Во второй половине 1936 года одной из постоянных тем эпистолярного обсуждения Даррелла и Миллера был Шекспир: отчасти это связано с тем, что Миллер работал тогда над текстом о «Гамлете»[199]. А для Даррелла это была возможность «проверить на ближнем» то, что составит основу «Черной книги» и других его главных романов: представление о геральдической вселенной, где, в отличие от привычного физического мира, время претендует на роль четвертого измерения, — Даррелл пытается увидеть мир вне линейности времени. В чем-то геральдическая реальность Даррелла близка к китайским представлениям о Дао как о непознаваемой закономерности и цельности жизни, дающая начало всему сущему; она присутствует в сознании как сгустки символических смыслов, порой считываемых каждым из живущих и проявляющихся в его судьбе. С прояснением этих смыслов и связана та внутренняя борьба, о которой говорит Даррелл в связи с «Гамлетом».
С другой стороны, «Гамлет» для него — повод еще раз определить свои отношения с родной Англией, откуда он сбежал на греческий остров Корфу, подальше от «всей этой английской мертвечины». (Реакция Даррелла на нравы, царящие на родине, вовсе неудивительна для 30-х годов: в то время стремятся покинуть Англию — кто на время, а кто навсегда — и Олдос Хаксли, и У. X. Оден, и Луис Макнис, и Кристофер Ишервуд…) При этом интересна сама «упоминательная клавиатура» Даррелла: в разговоре о Шекспире всплывают Мордсон, Уэбстер, Сирил Тернер — это как если бы мы свободно говорили о «Борисе Годунове» или «Маскараде» на фоне прочитанных нами пьес М. Н. Загоскина, А. И. Писарева, Н. А. Полевого, Н. В. Кукольника…

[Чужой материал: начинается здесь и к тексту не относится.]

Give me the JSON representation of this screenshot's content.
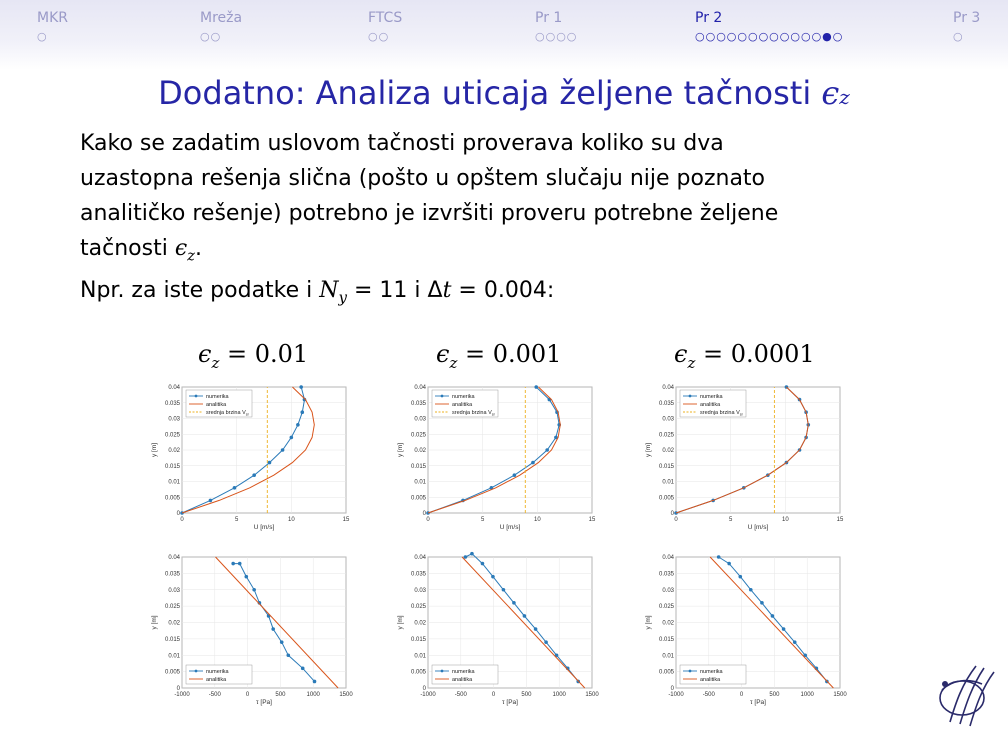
{
  "nav": {
    "items": [
      {
        "label": "MKR",
        "dots": "○",
        "active": false
      },
      {
        "label": "Mreža",
        "dots": "○○",
        "active": false
      },
      {
        "label": "FTCS",
        "dots": "○○",
        "active": false
      },
      {
        "label": "Pr 1",
        "dots": "○○○○",
        "active": false
      },
      {
        "label": "Pr 2",
        "dots": "○○○○○○○○○○○○●○",
        "active": true
      },
      {
        "label": "Pr 3",
        "dots": "○",
        "active": false
      }
    ]
  },
  "title": {
    "text": "Dodatno: Analiza uticaja željene tačnosti",
    "symbol": "ϵ",
    "subscript": "z"
  },
  "body": {
    "line1": "Kako se zadatim uslovom tačnosti proverava koliko su dva",
    "line2": "uzastopna rešenja slična (pošto u opštem slučaju nije poznato",
    "line3": "analitičko rešenje) potrebno je izvršiti proveru potrebne željene",
    "line4_prefix": "tačnosti",
    "line4_symbol": "ϵ",
    "line4_sub": "z",
    "line4_suffix": ".",
    "line5_prefix": "Npr.  za iste podatke i",
    "line5_ny": "N",
    "line5_ny_sub": "y",
    "line5_eq1": " = 11 i Δ",
    "line5_t": "t",
    "line5_eq2": " = 0.004:"
  },
  "panel_labels": [
    {
      "symbol": "ϵ",
      "sub": "z",
      "value": " = 0.01"
    },
    {
      "symbol": "ϵ",
      "sub": "z",
      "value": " = 0.001"
    },
    {
      "symbol": "ϵ",
      "sub": "z",
      "value": " = 0.0001"
    }
  ],
  "colors": {
    "numerika": "#2a7ab8",
    "analitika": "#d9541a",
    "srednja": "#edb120",
    "accent": "#2626a6"
  },
  "chart_data": [
    {
      "type": "line",
      "panel": "velocity",
      "eps_z": "0.01",
      "xlabel": "U [m/s]",
      "ylabel": "y [m]",
      "xlim": [
        0,
        15
      ],
      "ylim": [
        0,
        0.04
      ],
      "xticks": [
        "0",
        "5",
        "10",
        "15"
      ],
      "yticks": [
        "0",
        "0.005",
        "0.01",
        "0.015",
        "0.02",
        "0.025",
        "0.03",
        "0.035",
        "0.04"
      ],
      "legend": [
        "numerika",
        "analitika",
        "srednja brzina V"
      ],
      "legend_sub": "sr",
      "legend_position": "top-left",
      "grid": true,
      "series": [
        {
          "name": "numerika",
          "x": [
            0,
            2.6,
            4.8,
            6.6,
            8.0,
            9.2,
            10.0,
            10.6,
            11.0,
            11.2,
            10.9
          ],
          "y": [
            0,
            0.004,
            0.008,
            0.012,
            0.016,
            0.02,
            0.024,
            0.028,
            0.032,
            0.036,
            0.04
          ]
        },
        {
          "name": "analitika",
          "x": [
            0,
            3.4,
            6.2,
            8.4,
            10.1,
            11.3,
            11.9,
            12.1,
            11.9,
            11.3,
            10.1
          ],
          "y": [
            0,
            0.004,
            0.008,
            0.012,
            0.016,
            0.02,
            0.024,
            0.028,
            0.032,
            0.036,
            0.04
          ]
        },
        {
          "name": "srednja brzina V",
          "x": [
            7.8,
            7.8
          ],
          "y": [
            0,
            0.04
          ]
        }
      ]
    },
    {
      "type": "line",
      "panel": "velocity",
      "eps_z": "0.001",
      "xlabel": "U [m/s]",
      "ylabel": "y [m]",
      "xlim": [
        0,
        15
      ],
      "ylim": [
        0,
        0.04
      ],
      "xticks": [
        "0",
        "5",
        "10",
        "15"
      ],
      "yticks": [
        "0",
        "0.005",
        "0.01",
        "0.015",
        "0.02",
        "0.025",
        "0.03",
        "0.035",
        "0.04"
      ],
      "legend": [
        "numerika",
        "analitika",
        "srednja brzina V"
      ],
      "legend_sub": "sr",
      "legend_position": "top-left",
      "grid": true,
      "series": [
        {
          "name": "numerika",
          "x": [
            0,
            3.2,
            5.8,
            7.9,
            9.6,
            10.9,
            11.7,
            12.0,
            11.8,
            11.1,
            9.9
          ],
          "y": [
            0,
            0.004,
            0.008,
            0.012,
            0.016,
            0.02,
            0.024,
            0.028,
            0.032,
            0.036,
            0.04
          ]
        },
        {
          "name": "analitika",
          "x": [
            0,
            3.4,
            6.2,
            8.4,
            10.1,
            11.3,
            11.9,
            12.1,
            11.9,
            11.3,
            10.1
          ],
          "y": [
            0,
            0.004,
            0.008,
            0.012,
            0.016,
            0.02,
            0.024,
            0.028,
            0.032,
            0.036,
            0.04
          ]
        },
        {
          "name": "srednja brzina V",
          "x": [
            8.9,
            8.9
          ],
          "y": [
            0,
            0.04
          ]
        }
      ]
    },
    {
      "type": "line",
      "panel": "velocity",
      "eps_z": "0.0001",
      "xlabel": "U [m/s]",
      "ylabel": "y [m]",
      "xlim": [
        0,
        15
      ],
      "ylim": [
        0,
        0.04
      ],
      "xticks": [
        "0",
        "5",
        "10",
        "15"
      ],
      "yticks": [
        "0",
        "0.005",
        "0.01",
        "0.015",
        "0.02",
        "0.025",
        "0.03",
        "0.035",
        "0.04"
      ],
      "legend": [
        "numerika",
        "analitika",
        "srednja brzina V"
      ],
      "legend_sub": "sr",
      "legend_position": "top-left",
      "grid": true,
      "series": [
        {
          "name": "numerika",
          "x": [
            0,
            3.4,
            6.2,
            8.4,
            10.1,
            11.3,
            11.9,
            12.1,
            11.9,
            11.3,
            10.1
          ],
          "y": [
            0,
            0.004,
            0.008,
            0.012,
            0.016,
            0.02,
            0.024,
            0.028,
            0.032,
            0.036,
            0.04
          ]
        },
        {
          "name": "analitika",
          "x": [
            0,
            3.4,
            6.2,
            8.4,
            10.1,
            11.3,
            11.9,
            12.1,
            11.9,
            11.3,
            10.1
          ],
          "y": [
            0,
            0.004,
            0.008,
            0.012,
            0.016,
            0.02,
            0.024,
            0.028,
            0.032,
            0.036,
            0.04
          ]
        },
        {
          "name": "srednja brzina V",
          "x": [
            9.0,
            9.0
          ],
          "y": [
            0,
            0.04
          ]
        }
      ]
    },
    {
      "type": "line",
      "panel": "shear",
      "eps_z": "0.01",
      "xlabel": "τ [Pa]",
      "ylabel": "y [m]",
      "xlim": [
        -1000,
        1500
      ],
      "ylim": [
        0,
        0.04
      ],
      "xticks": [
        "-1000",
        "-500",
        "0",
        "500",
        "1000",
        "1500"
      ],
      "yticks": [
        "0",
        "0.005",
        "0.01",
        "0.015",
        "0.02",
        "0.025",
        "0.03",
        "0.035",
        "0.04"
      ],
      "legend": [
        "numerika",
        "analitika"
      ],
      "legend_position": "bottom-left",
      "grid": true,
      "series": [
        {
          "name": "numerika",
          "x": [
            1020,
            840,
            620,
            520,
            390,
            320,
            180,
            100,
            -20,
            -120,
            -220
          ],
          "y": [
            0.002,
            0.006,
            0.01,
            0.014,
            0.018,
            0.022,
            0.026,
            0.03,
            0.034,
            0.038,
            0.038
          ]
        },
        {
          "name": "analitika",
          "x": [
            1380,
            -490
          ],
          "y": [
            0,
            0.04
          ]
        }
      ]
    },
    {
      "type": "line",
      "panel": "shear",
      "eps_z": "0.001",
      "xlabel": "τ [Pa]",
      "ylabel": "y [m]",
      "xlim": [
        -1000,
        1500
      ],
      "ylim": [
        0,
        0.04
      ],
      "xticks": [
        "-1000",
        "-500",
        "0",
        "500",
        "1000",
        "1500"
      ],
      "yticks": [
        "0",
        "0.005",
        "0.01",
        "0.015",
        "0.02",
        "0.025",
        "0.03",
        "0.035",
        "0.04"
      ],
      "legend": [
        "numerika",
        "analitika"
      ],
      "legend_position": "bottom-left",
      "grid": true,
      "series": [
        {
          "name": "numerika",
          "x": [
            1290,
            1130,
            960,
            800,
            640,
            470,
            310,
            150,
            -10,
            -170,
            -330,
            -430
          ],
          "y": [
            0.002,
            0.006,
            0.01,
            0.014,
            0.018,
            0.022,
            0.026,
            0.03,
            0.034,
            0.038,
            0.041,
            0.04
          ]
        },
        {
          "name": "analitika",
          "x": [
            1390,
            -480
          ],
          "y": [
            0,
            0.04
          ]
        }
      ]
    },
    {
      "type": "line",
      "panel": "shear",
      "eps_z": "0.0001",
      "xlabel": "τ [Pa]",
      "ylabel": "y [m]",
      "xlim": [
        -1000,
        1500
      ],
      "ylim": [
        0,
        0.04
      ],
      "xticks": [
        "-1000",
        "-500",
        "0",
        "500",
        "1000",
        "1500"
      ],
      "yticks": [
        "0",
        "0.005",
        "0.01",
        "0.015",
        "0.02",
        "0.025",
        "0.03",
        "0.035",
        "0.04"
      ],
      "legend": [
        "numerika",
        "analitika"
      ],
      "legend_position": "bottom-left",
      "grid": true,
      "series": [
        {
          "name": "numerika",
          "x": [
            1300,
            1140,
            970,
            810,
            640,
            470,
            310,
            140,
            -20,
            -190,
            -350
          ],
          "y": [
            0.002,
            0.006,
            0.01,
            0.014,
            0.018,
            0.022,
            0.026,
            0.03,
            0.034,
            0.038,
            0.04
          ]
        },
        {
          "name": "analitika",
          "x": [
            1400,
            -480
          ],
          "y": [
            0,
            0.04
          ]
        }
      ]
    }
  ]
}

И под конец несколько слов об отточенности даррелловских наблюдений. Мимоходом Даррелл дает коротенькие определения персонажам пьесы, вроде того, что «Горацио — пустозвон с львиным сердцем». Мысленно представляешь себе анимацию по «Гамлету», где Горацио — облезлый, тощий, шелудивый лев, благородство движений которого совершенно карикатурно: перед каждым он садится в позу и начинает самозабвенно вещать; сам принц — изломанно и неловко ступающий, раскоординированный во всех движениях рыцарский доспех, а сквозь узкую щелочку забрала промелькивают недоуменно смотрящие на окружающих глаза; Лаэрт — кидающийся на всех барбос; Королева — самозабвенно раздувающая зоб жаба, неловко прыгающая и патетически закатывающая глаза… И после этого как-то иначе понимаешь, насколько «Гамлет» — страшная пьеса…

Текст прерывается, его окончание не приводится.